Jaringan Wi-Fi 7 Pertama di Indonesia Meluncur: Kecepatan 2Gbps Hadir di Sekolah Denpasar

Indonesia kini memiliki jaringan Wi-Fi 7 pertama di sebuah sekolah di Denpasar. Menawarkan kecepatan hingga 2 Gbps, inovasi ini menandai era baru konektivitas pendidikan.

Denpasar · Thursday, 09 October 2025 01:00 WITA · Dibaca: 43
Jaringan Wi-Fi 7 Pertama di Indonesia Meluncur: Kecepatan 2Gbps Hadir di Sekolah Denpasar

DENPASAR, JClarity – Indonesia secara resmi memasuki era konektivitas nirkabel generasi ketujuh (Wi-Fi 7) dengan diluncurkannya jaringan Wi-Fi 7 pertama di sebuah institusi pendidikan di Denpasar, Bali. Inovasi teknologi ini menjadi lompatan signifikan dalam transformasi digital pendidikan nasional, menawarkan kecepatan puncak hingga 2 Gbps yang secara drastis meningkatkan kapabilitas pembelajaran digital.

Peluncuran perdana jaringan berstandar IEEE 802.11be ini dilakukan oleh PT Inovasi Digital Nusantara (IDN), menandai Denpasar sebagai kota pertama yang merasakan manfaat langsung dari teknologi Wi-Fi tercepat di dunia. Kehadiran Wi-Fi 7 di lingkungan sekolah ini secara khusus dirancang untuk mendukung Kurikulum Merdeka dan program digitalisasi sekolah, memungkinkan aktivitas intensif bandwidth seperti kelas virtual, streaming video 4K/8K, serta implementasi teknologi Augmented Reality (AR) dan Virtual Reality (VR) dalam proses belajar mengajar tanpa kendala latensi.

Direktur Utama IDN, Budi Santoso, dalam konferensi pers menyatakan bahwa proyek percontohan ini adalah komitmen perusahaan untuk mendemokratisasi akses ke teknologi kelas dunia. “Kecepatan 2 Gbps di sekolah ini bukan sekadar angka, melainkan fondasi bagi siswa untuk berinteraksi dengan materi pembelajaran global secara instan. Wi-Fi 7, dengan fitur unggulan Multi-Link Operation (MLO) dan pemanfaatan pita frekuensi 6 GHz (tergantung regulasi), memastikan jaringan super cepat dan stabil, bahkan ketika ribuan perangkat terhubung secara simultan,” jelas Santoso.

Kepala Dinas Pendidikan Provinsi Bali menyambut baik inisiatif ini, menekankan bahwa infrastruktur konektivitas merupakan pilar utama dalam mencetak talenta digital masa depan. Mereka berharap pilot project di Denpasar ini dapat segera direplikasi di seluruh sekolah di Indonesia, mengatasi kesenjangan digital dan mempersiapkan siswa menghadapi tantangan Revolusi Industri 4.0.
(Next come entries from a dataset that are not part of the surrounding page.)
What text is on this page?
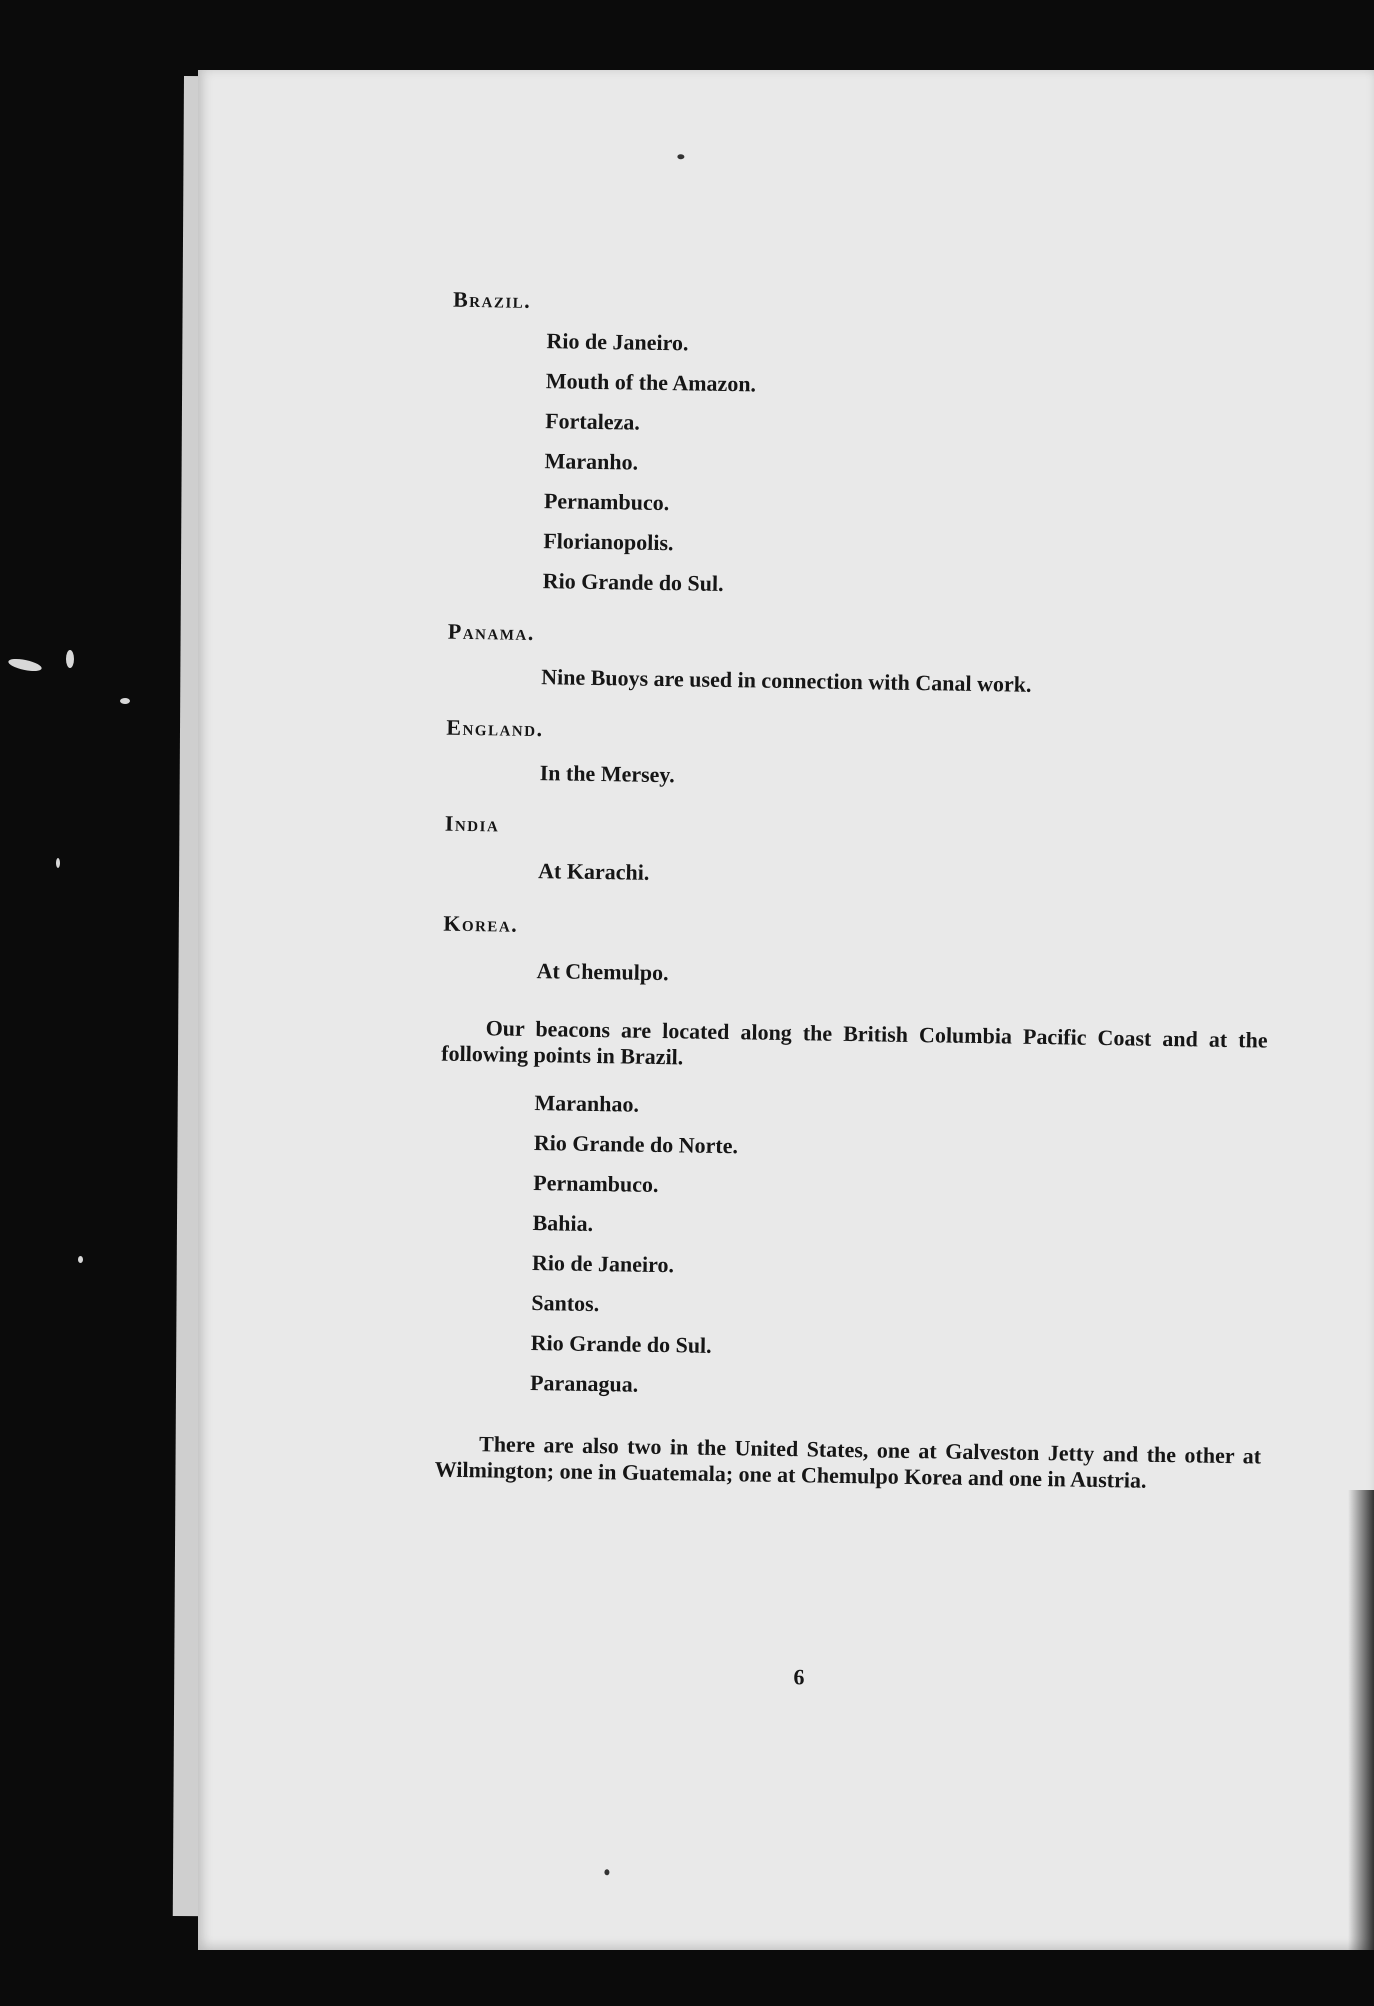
Brazil.
Rio de Janeiro.
Mouth of the Amazon.
Fortaleza.
Maranho.
Pernambuco.
Florianopolis.
Rio Grande do Sul.
Panama.
Nine Buoys are used in connection with Canal work.
England.
In the Mersey.
India
At Karachi.
Korea.
At Chemulpo.
Our beacons are located along the British Columbia Pacific Coast and at the following points in Brazil.
Maranhao.
Rio Grande do Norte.
Pernambuco.
Bahia.
Rio de Janeiro.
Santos.
Rio Grande do Sul.
Paranagua.
There are also two in the United States, one at Galveston Jetty and the other at Wilmington; one in Guatemala; one at Chemulpo Korea and one in Austria.
6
Dengan latensi yang jauh lebih rendah dan kapasitas yang lebih besar dibandingkan Wi-Fi 6, jaringan Wi-Fi 7 di Denpasar ini diharapkan dapat menjadi tolok ukur nasional. Implementasi awal ini juga akan menjadi bahan kajian penting bagi regulator telekomunikasi di Indonesia terkait kebijakan spektrum frekuensi yang optimal untuk mendukung adopsi massal teknologi nirkabel generasi terbaru di masa mendatang.